The missile defence system has intercepted hundreds of rockets

Since the beginning of Operation Protective Edge, Israeli authorities claim 548 rockets have been fired at Israel.

No deaths have been recorded, due in a great part to the Iron Dome defence system, which has intercepted 118 missiles and exploded them in the sky.

There are seven batteries deployed around the country, which defence forces claim have had a 90 per cent success rate taking out enemy rockets.

Such is Iron Dome's effectiveness that on hearing air raid sirens sound, some Israelis have been known to wait to watch the explosions in the sky rather than taking cover.

Each battery uses firing control radar, to identify incoming targets, and a portable missile launcher.

It takes only hours to relocate the weaponry to where it is needed.

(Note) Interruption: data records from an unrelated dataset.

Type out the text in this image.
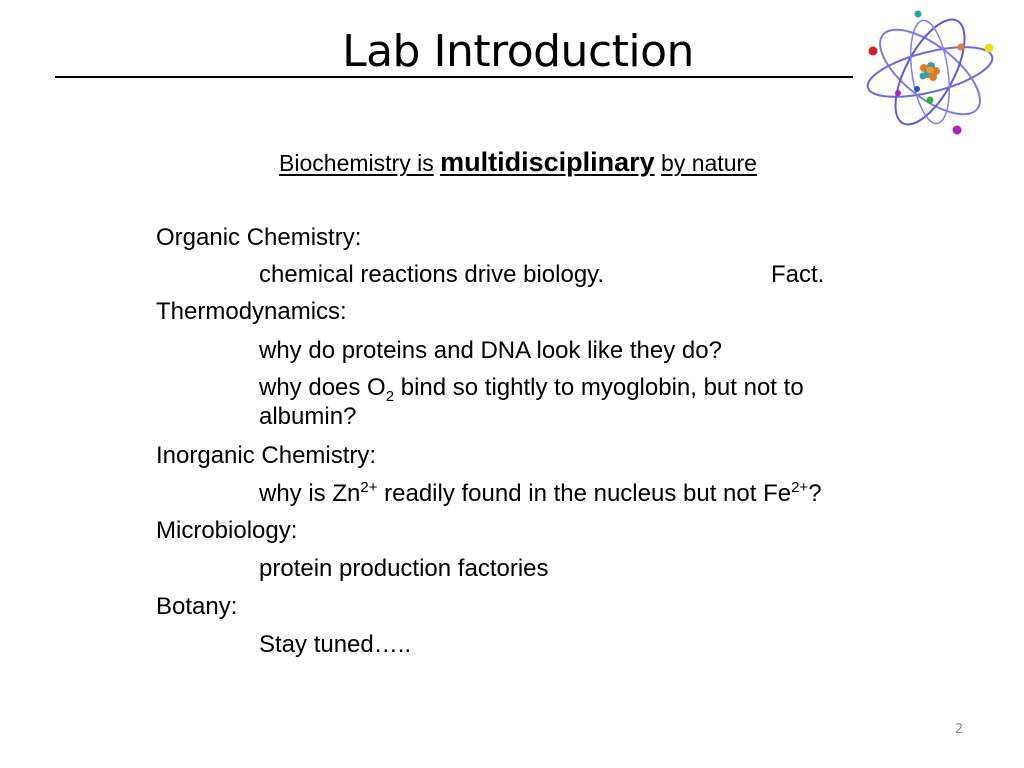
Lab Introduction
Biochemistry is multidisciplinary by nature
Organic Chemistry:
chemical reactions drive biology.	Fact.
Thermodynamics:
why do proteins and DNA look like they do?
why does $O_2$ bind so tightly to myoglobin, but not to
albumin?
Inorganic Chemistry:
why is $Zn^{2+}$ readily found in the nucleus but not $Fe^{2+}$?
Microbiology:
protein production factories
Botany:
Stay tuned…..
2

According to military database IHS Jane’s, the warhead is believed to carry 11 kilograms of high explosives and has a range of between 2½ miles and 43 miles.

Iron Dome can intercept multiple rockets simultaneously and is designed to work in all weather conditions.

Each interception costs between £30,000 and £60,000.

The system was designed to avoid injury by detonating rockets as far from the ground as possible but there have been errors.

After a glitch resulted in a rocket killing three people in a house in Kiryat Malachi, southern Israel, manufacturers said the system was updated.

Iron Dome was put in place in 2011 to intercept rockets fired by Hamas and other groups.

Development started in 2007, after Hezbollah targeted Israeli border towns with missiles during the 2006 Lebanon War.

After a series of test flights in 2008 and 2009, the first deployment of a battery was in southern Israel in 2011.

Israel’s defence technology company, Rafael, started the initial development but Iron Dome has since been partly funded by the US.

Officials at the Pentagon originally favoured a cheaper, laser-based alternative proposed by American defence contractor Northrop Grumman, but Barack Obama got Congress to approve $205 million (£120 million) funding in 2010.

“This is a programme that has been critical in terms of providing security and safety for Israeli families,” the President said. “It is a program that has been tested and has prevented missile strikes inside of Israel.”

In 2014, the US reportedly provided another $235 million (£137 million) for research, development and the production of more batteries.